The Structure Module inherits the Frontier Layer Module base class and declares three layers:
- M03.L01: The Primary (the surface layer)
- M03.L02: The Secondary (the 1st layer)
- M03.L03: The Reserve (the 2nd layer)
Quantification is facilitated by construction of link-path structural directed graph from a collection of URLs instances. URL of each Link Instance is broken into segments guiding the tree builder trough existing graph nodes or instructing it to build new node for unmatched segment. The graph nodes are defined by name, score and children collection. The score is risen for one point each time the tree builder walks trough it i.e. the node score represents cumulative frequency of children path match against link detected within the known content. In case of Target having two or more Link Instances the node score is risen only once per unique target.

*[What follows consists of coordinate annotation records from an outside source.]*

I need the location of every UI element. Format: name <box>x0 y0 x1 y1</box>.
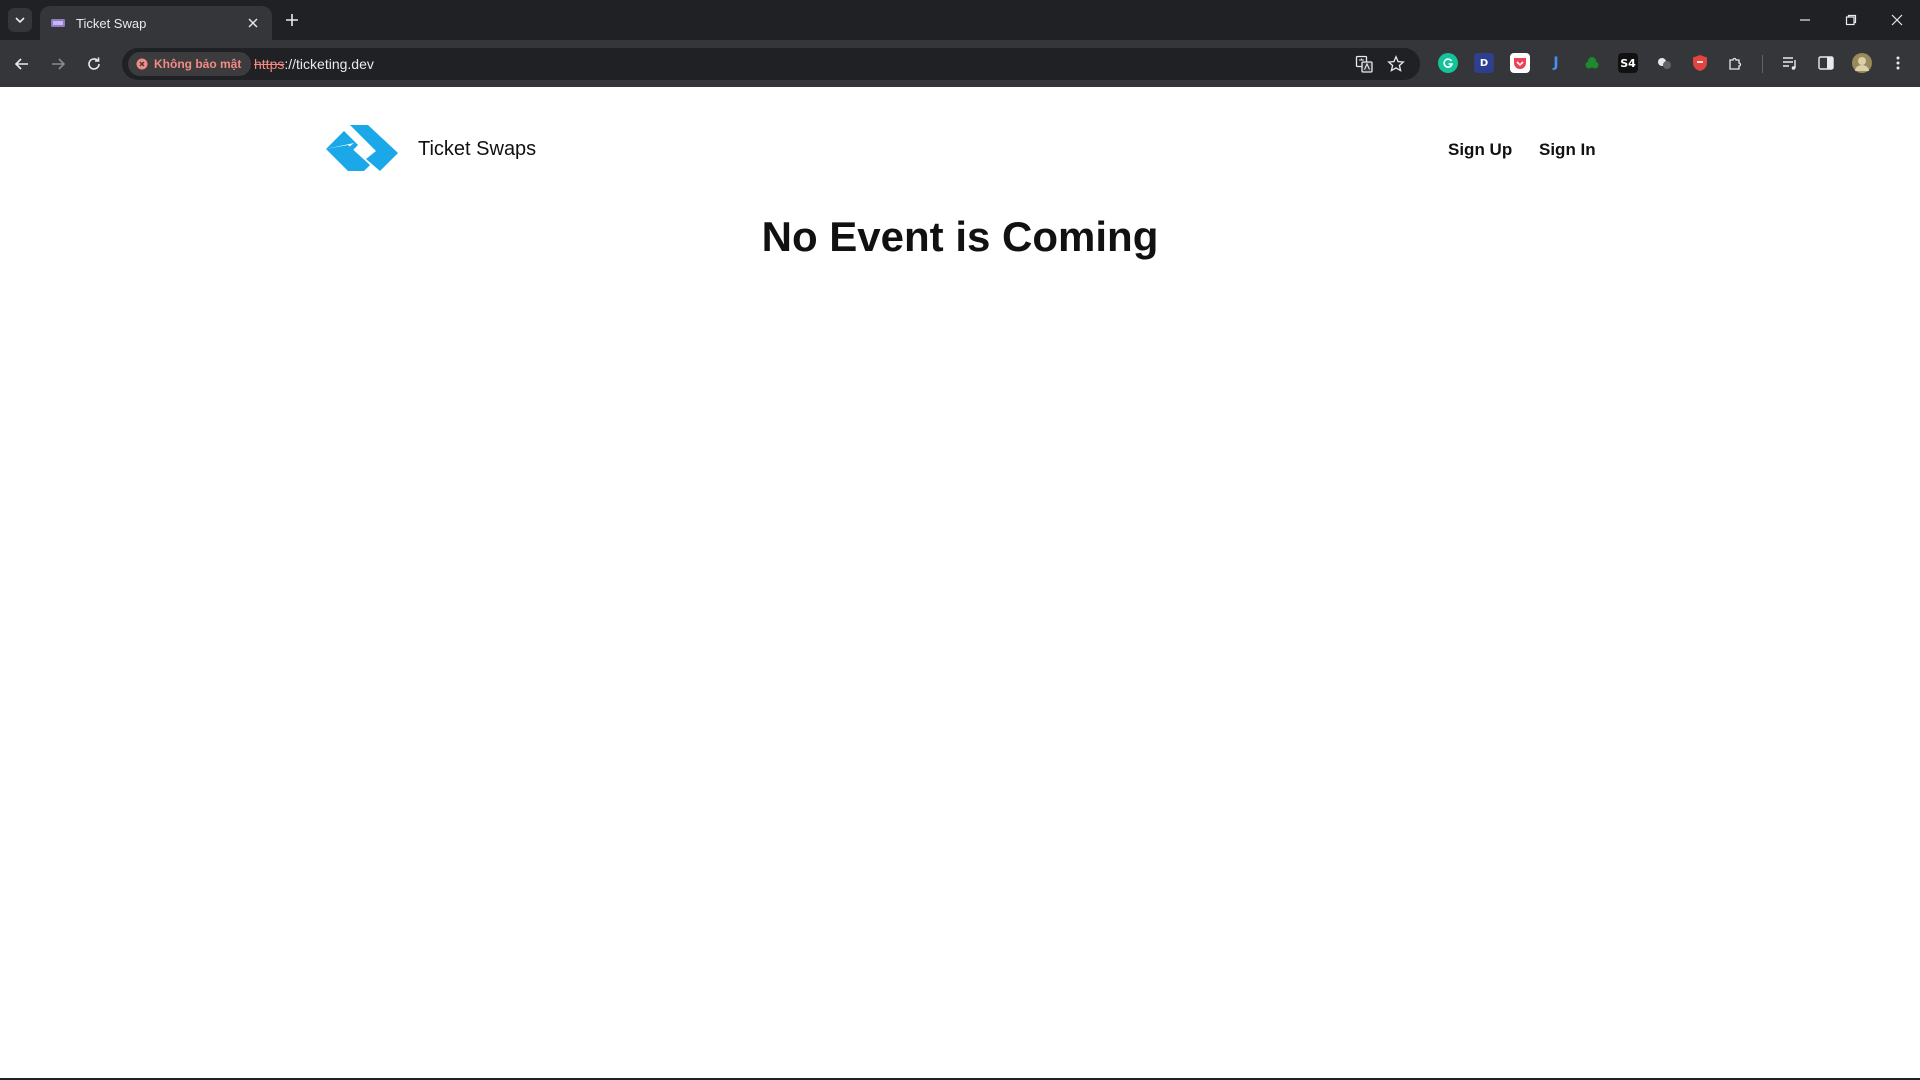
url-text[interactable]: https://ticketing.dev <box>254 56 374 72</box>
reload-icon <box>88 57 100 70</box>
url-scheme: https <box>254 56 285 72</box>
translate-icon[interactable] <box>1354 54 1374 74</box>
plus-icon <box>286 14 298 26</box>
puzzle-dark-icon[interactable] <box>1654 53 1674 73</box>
d-extension-label: D <box>1479 57 1489 69</box>
arrow-right-icon <box>52 58 66 70</box>
security-chip[interactable]: Không bảo mật <box>128 52 252 76</box>
s4-extension-icon[interactable]: S4 <box>1618 53 1638 73</box>
bookmark-star-icon[interactable] <box>1386 54 1406 74</box>
tab-title: Ticket Swap <box>76 15 147 31</box>
url-host: ://ticketing.dev <box>284 56 374 72</box>
new-tab-button[interactable] <box>282 10 302 30</box>
ticket-swaps-logo-icon <box>326 125 398 171</box>
brand-home-link[interactable]: Ticket Swaps <box>324 123 536 175</box>
close-icon <box>1891 14 1903 26</box>
green-leaf-icon[interactable] <box>1582 53 1602 73</box>
extensions-puzzle-icon[interactable] <box>1726 53 1746 73</box>
tab-search-button[interactable] <box>8 8 32 32</box>
page-headline: No Event is Coming <box>761 213 1159 260</box>
restore-icon <box>1845 14 1857 26</box>
minimize-button[interactable] <box>1793 8 1817 32</box>
restore-button[interactable] <box>1839 8 1863 32</box>
page-viewport: Ticket Swaps Sign Up Sign In No Event is… <box>0 87 1920 1078</box>
arrow-left-icon <box>14 58 28 70</box>
reload-button[interactable] <box>82 52 106 76</box>
s4-extension-label: S4 <box>1620 56 1636 70</box>
chevron-down-icon <box>15 17 25 24</box>
ticket-favicon-icon <box>51 19 65 27</box>
forward-button[interactable] <box>46 52 70 76</box>
browser-toolbar: Không bảo mật https://ticketing.dev D J … <box>0 40 1920 87</box>
tab-strip: Ticket Swap <box>0 0 1920 40</box>
back-button[interactable] <box>10 52 34 76</box>
brand-name: Ticket Swaps <box>418 137 537 160</box>
security-label: Không bảo mật <box>154 57 242 71</box>
j-extension-label: J <box>1553 55 1559 71</box>
media-queue-icon[interactable] <box>1780 53 1800 73</box>
minimize-icon <box>1800 19 1810 21</box>
close-window-button[interactable] <box>1885 8 1909 32</box>
sign-up-link[interactable]: Sign Up <box>1448 140 1512 160</box>
profile-avatar[interactable] <box>1852 53 1872 73</box>
active-tab[interactable]: Ticket Swap <box>40 6 272 40</box>
side-panel-icon[interactable] <box>1816 53 1836 73</box>
grammarly-icon[interactable] <box>1438 53 1458 73</box>
shield-red-icon[interactable] <box>1690 53 1710 73</box>
sign-in-link[interactable]: Sign In <box>1539 140 1596 160</box>
pocket-icon[interactable] <box>1510 53 1530 73</box>
tab-close-icon[interactable] <box>244 14 262 32</box>
d-extension-icon[interactable]: D <box>1474 53 1494 73</box>
address-bar[interactable]: Không bảo mật https://ticketing.dev <box>122 48 1420 80</box>
not-secure-icon <box>136 58 148 70</box>
toolbar-divider <box>1762 55 1763 73</box>
more-menu-icon[interactable] <box>1888 53 1908 73</box>
j-extension-icon[interactable]: J <box>1546 53 1566 73</box>
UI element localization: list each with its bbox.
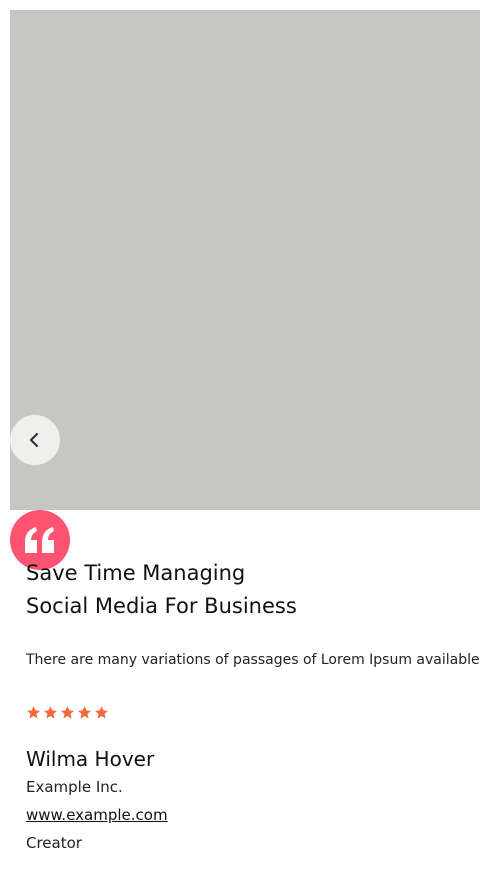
testimonial-image xyxy=(10,10,480,510)
star-icon xyxy=(77,703,93,721)
previous-slide-button[interactable] xyxy=(10,415,60,465)
star-icon xyxy=(26,703,42,721)
star-rating xyxy=(26,703,110,721)
chevron-left-icon xyxy=(29,432,39,448)
testimonial-title: Save Time Managing Social Media For Busi… xyxy=(26,557,466,623)
author-website-link[interactable]: www.example.com xyxy=(26,803,168,827)
testimonial-description: There are many variations of passages of… xyxy=(26,652,480,668)
star-icon xyxy=(60,703,76,721)
author-role: Creator xyxy=(26,834,82,852)
star-icon xyxy=(43,703,59,721)
quote-icon xyxy=(25,527,54,553)
testimonial-card: Save Time Managing Social Media For Busi… xyxy=(0,0,480,881)
author-company: Example Inc. xyxy=(26,778,123,796)
author-name: Wilma Hover xyxy=(26,747,155,771)
testimonial-title-line-1: Save Time Managing xyxy=(26,561,246,585)
star-icon xyxy=(94,703,110,721)
testimonial-title-line-2: Social Media For Business xyxy=(26,594,297,618)
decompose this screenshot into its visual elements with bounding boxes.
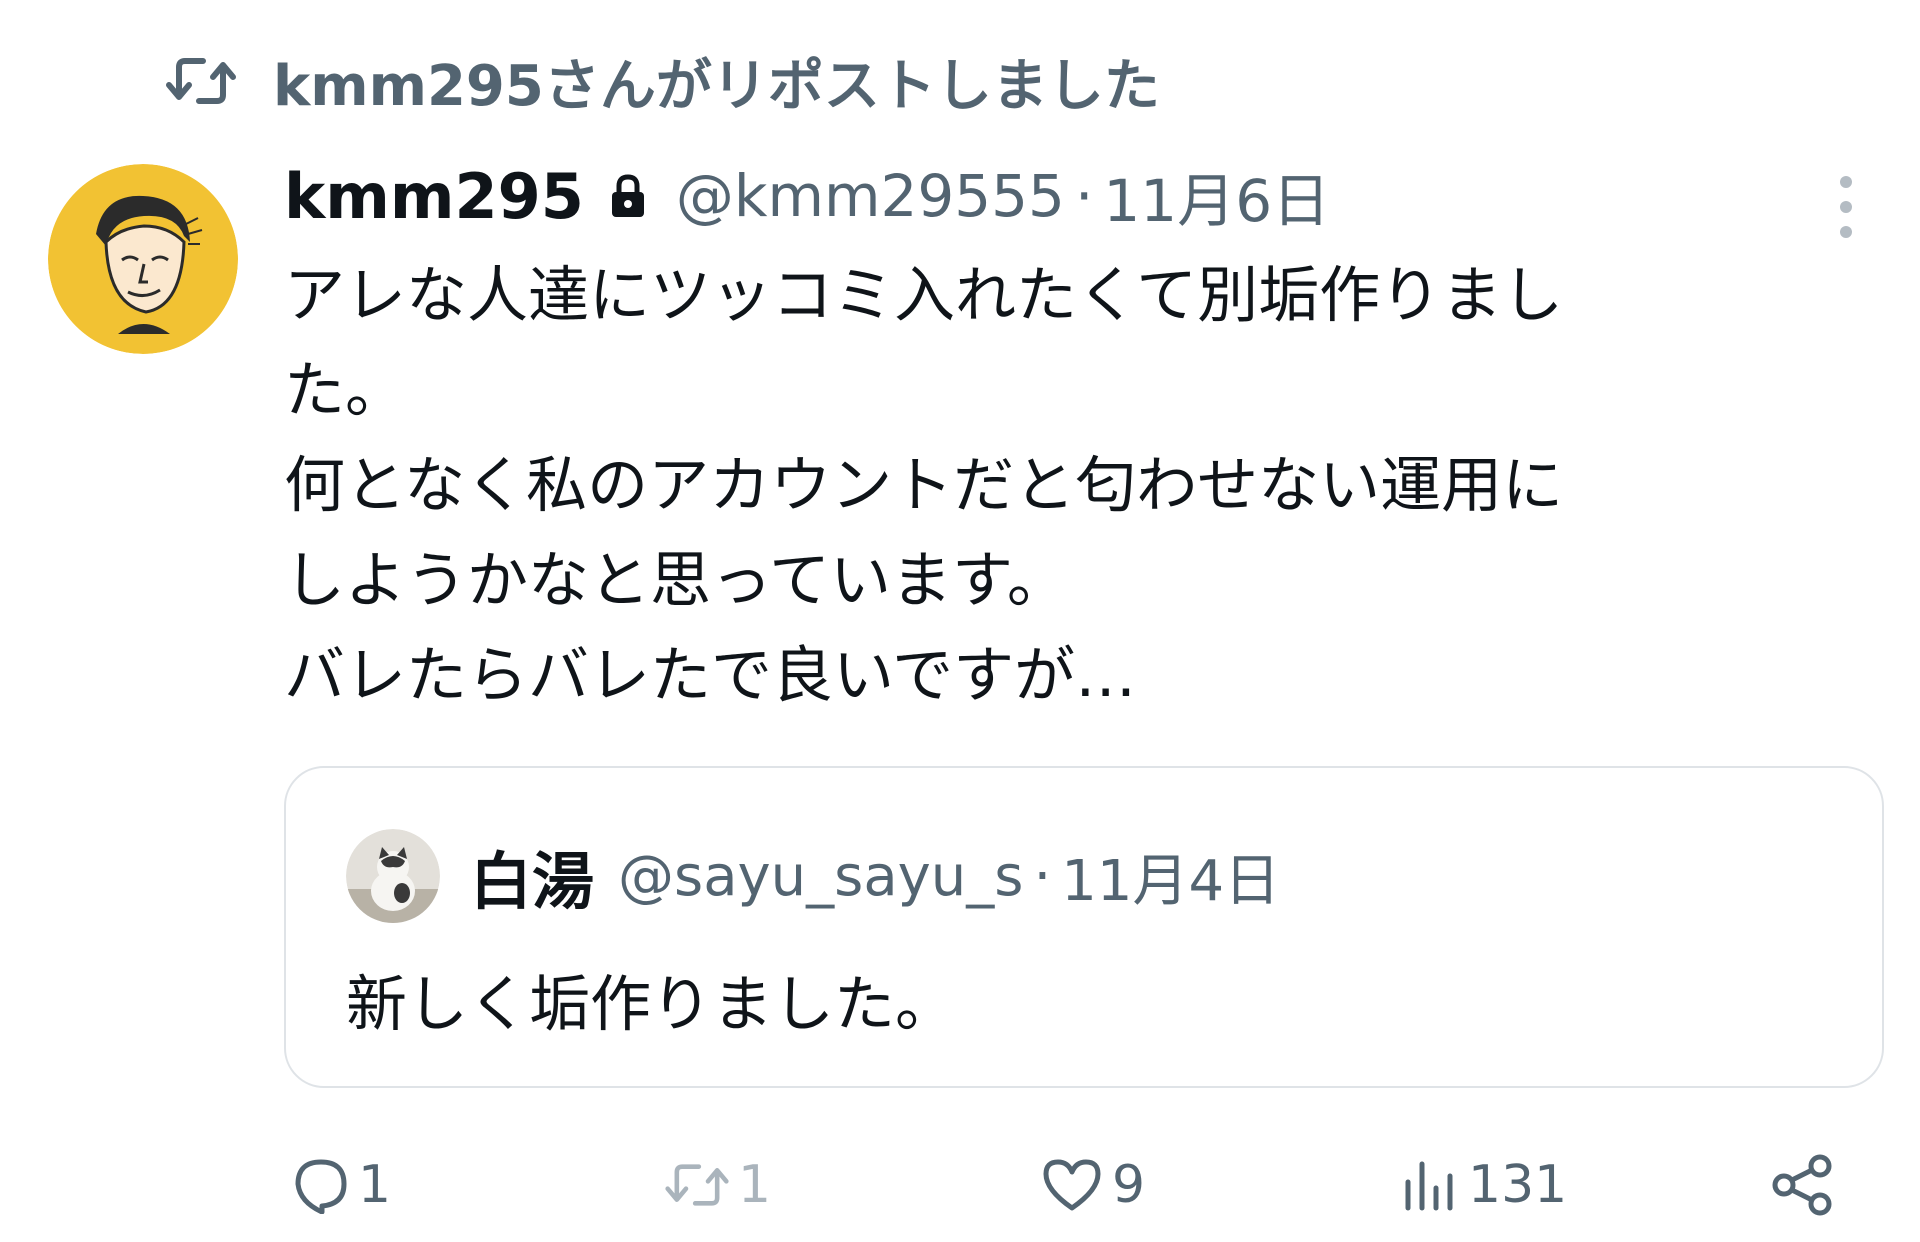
separator-dot: · [1033, 843, 1052, 909]
tweet-text-line: バレたらバレたで良いですが… [284, 640, 1137, 711]
quoted-author-display-name[interactable]: 白湯 [470, 831, 594, 921]
repost-banner-text: kmm295さんがリポストしました [273, 53, 1160, 119]
reply-icon [292, 1156, 350, 1214]
tweet-body[interactable]: kmm295 @kmm29555 · 11月6日 アレな人達にツッコミ入れたくて… [284, 150, 1874, 723]
views-button[interactable]: 131 [1400, 1140, 1567, 1230]
cat-avatar [346, 829, 440, 923]
repost-count: 1 [738, 1155, 772, 1215]
like-count: 9 [1112, 1155, 1146, 1215]
author-display-name[interactable]: kmm295 [284, 160, 584, 233]
more-vertical-icon[interactable] [1826, 172, 1866, 242]
tweet-text: アレな人達にツッコミ入れたくて別垢作りまし た。 何となく私のアカウントだと匂わ… [284, 248, 1864, 723]
tweet-text-line: た。 [284, 355, 407, 426]
lock-icon [610, 172, 650, 220]
like-button[interactable]: 9 [1040, 1140, 1145, 1230]
author-handle[interactable]: @kmm29555 [676, 162, 1065, 230]
author-avatar[interactable] [48, 164, 238, 354]
share-button[interactable] [1770, 1140, 1836, 1230]
tweet-text-line: しようかなと思っています。 [284, 545, 1068, 616]
reply-count: 1 [358, 1155, 392, 1215]
tweet-header: kmm295 @kmm29555 · 11月6日 [284, 150, 1874, 242]
action-bar: 1 1 9 131 [0, 1140, 1920, 1230]
views-count: 131 [1468, 1155, 1568, 1215]
tweet-text-line: アレな人達にツッコミ入れたくて別垢作りまし [284, 260, 1564, 331]
tweet-date[interactable]: 11月6日 [1103, 154, 1330, 238]
quoted-tweet-date[interactable]: 11月4日 [1061, 836, 1280, 917]
quoted-tweet-text: 新しく垢作りました。 [346, 969, 957, 1040]
views-icon [1400, 1156, 1460, 1214]
repost-banner[interactable]: kmm295さんがリポストしました [165, 40, 1160, 122]
repost-icon [664, 1160, 730, 1210]
quoted-author-handle[interactable]: @sayu_sayu_s [618, 844, 1023, 909]
share-icon [1770, 1152, 1836, 1218]
separator-dot: · [1074, 162, 1094, 230]
repost-button[interactable]: 1 [664, 1140, 771, 1230]
repost-icon [165, 53, 237, 109]
tweet-text-line: 何となく私のアカウントだと匂わせない運用に [284, 450, 1564, 521]
heart-icon [1040, 1156, 1104, 1214]
quoted-tweet-header: 白湯 @sayu_sayu_s · 11月4日 [346, 826, 1280, 926]
quoted-tweet-card[interactable]: 白湯 @sayu_sayu_s · 11月4日 新しく垢作りました。 [284, 766, 1884, 1088]
reply-button[interactable]: 1 [292, 1140, 391, 1230]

The module use tree graphs to drive the distribution:
- GT made of the current Targets
- GC made of the crawled URLs
- initial node score set to 2
- GB is a bonus factor score graph, initially emptyand
- GD built as union of these two with recalculated node score:
- GT score is divided by GC score of the matching node
- if intersecting nodes between GB i GD exist, GD score is increased with the score from the matching GB node
In the special case:
- when the GC graph is empty GD is clone of GT.
The GT and GD graphs are temporary instances used in scope of one crawling iteration, while GB and GC are preserved in the domain level crawling context.
The Targets are distributed into layers by active rules evaluation:
GD node with the highest score (GDtop) is selected
if it has the leafs – all are sent to the Primary
if it has the child nodes with leafs – all leafs from children are sent to the Secondary
the rest of targets goes into the Reserve
if GDtop is without leafs but has children nodes with leafs and/or with grandchildren nodes – the score redistribution is performed:
the score of GDtop is equally propagated among the first line children by writing proper positive score into GB graph
the score of GDtop is neutralized by writing negative score of the same amount to the matching GB node
In the Structure rank implementation the module is extended with another active rule providing the link relevance score adopted from the score of GD node with matching URL.